Stopping grep after one match in a for loop

(apologies in advance if this one is incredibly obvious to anyone out there, i've been :wall: at this one for some time now)

What I've got is a newline-separated list of filenames to search the contents of around 2,000 XML files for, and return the name of that file. This seems like a job for a "for" loop, so I enter this on the command line:

for i in `cat ~/targets.txt`; do grep -l -m 1 $i *.xml; done

The problem here is that one of my target filenames might appear in more than one file - I only want grep to return the very first match in the very first file that it finds, and then stop and move on to the next iteration of the loop. (Which is what I was attempting to do with -m 1)

Any ideas here?

That's a useless use of backticks and useless use of cat, not just inefficient but potentially harmful -- if the file is too large it may silently return less data than is really in the file.

This construct has none of those limits:

while read LINE
do
       ...
done < filename

Since you have -m 1, you have GNU grep, which supports -F and -f, so a loop isn't actually necessary:

grep -m 1 -f targets.txt *.xml

If targets.txt contains fixed strings and not regexes, add -F before -f.
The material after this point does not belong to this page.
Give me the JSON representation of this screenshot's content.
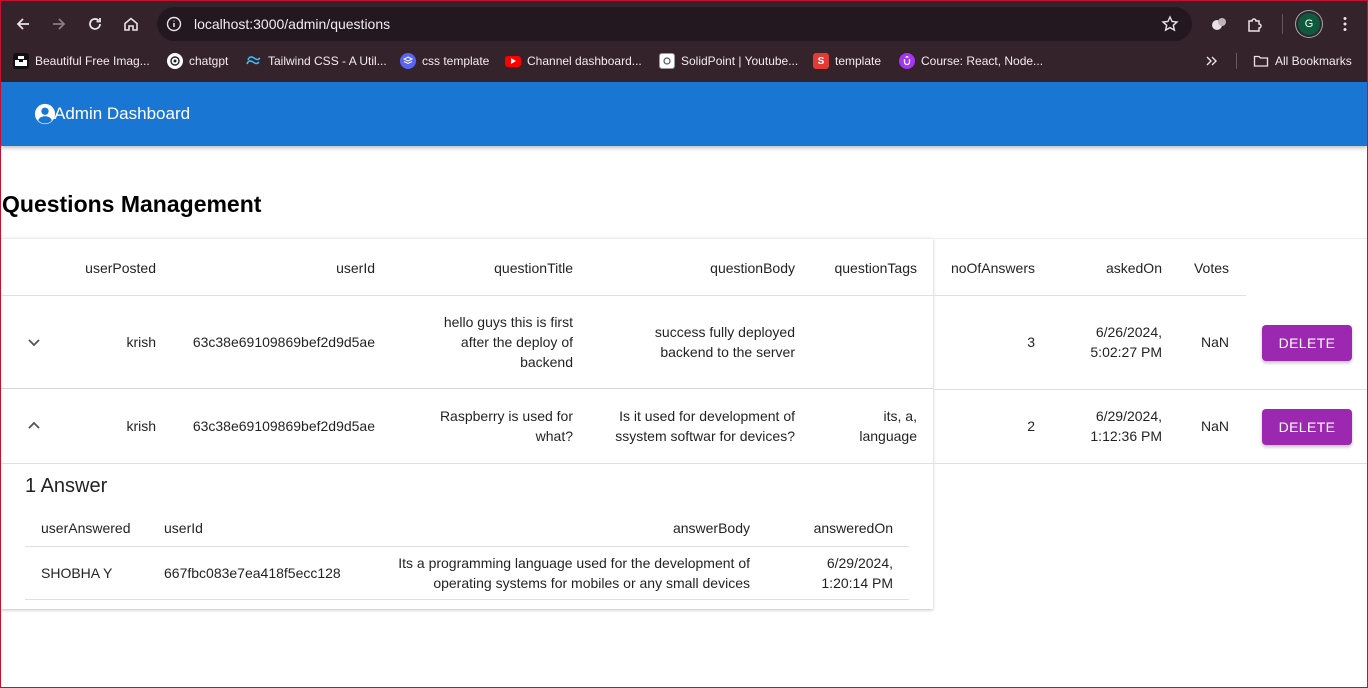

---------- Post updated at 02:30 PM ---------- Previous update was at 02:29 PM ----------

...and if all you care about is the filename and not what precisely is matching, -l will work instead of -m 1.

2 Likes
while IFS= read -r; do
  grep -Fl "$REPLY" *.xml |
    head -n 1 
done < ~/targets.txt 

Edit: Yep, Corona688 is right :slight_smile: (-m1 removed)

1 Like

Huh! I didn't know about those gotchas with cat and the backticks (they call out exactly what I was doing there as very very wrong), so thanks for that :slight_smile:

Unfortunately this didn't solve my problem though. It's still returning more than one file for each line in my targets.txt

grep -l -Ff targets.txt *.xml

Radoulov's script did though! I never would have thought about using a while loop in that way. It seems I have much to learn still. Thanks!!

#!/usr/bin/ksh
while read mString; do
  echo "Now searching for <${mString}>"
  for mFName in *.xml; do
    echo "Now searching on file <$mFName>"
    mCnt=$(grep -c ${mString} ${mFName})
    if [[ ${mCnt} -ne 0 ]]; then
      echo "Found <${mString}> on file <${mFName}>"
      break
    fi
  done
done < Strings_File

I got it exactly backwards, I think :wall: It doesn't return more than one match per file, but might return more than one file per match!

You do have to use a loop for that, which other people obviously have covered already.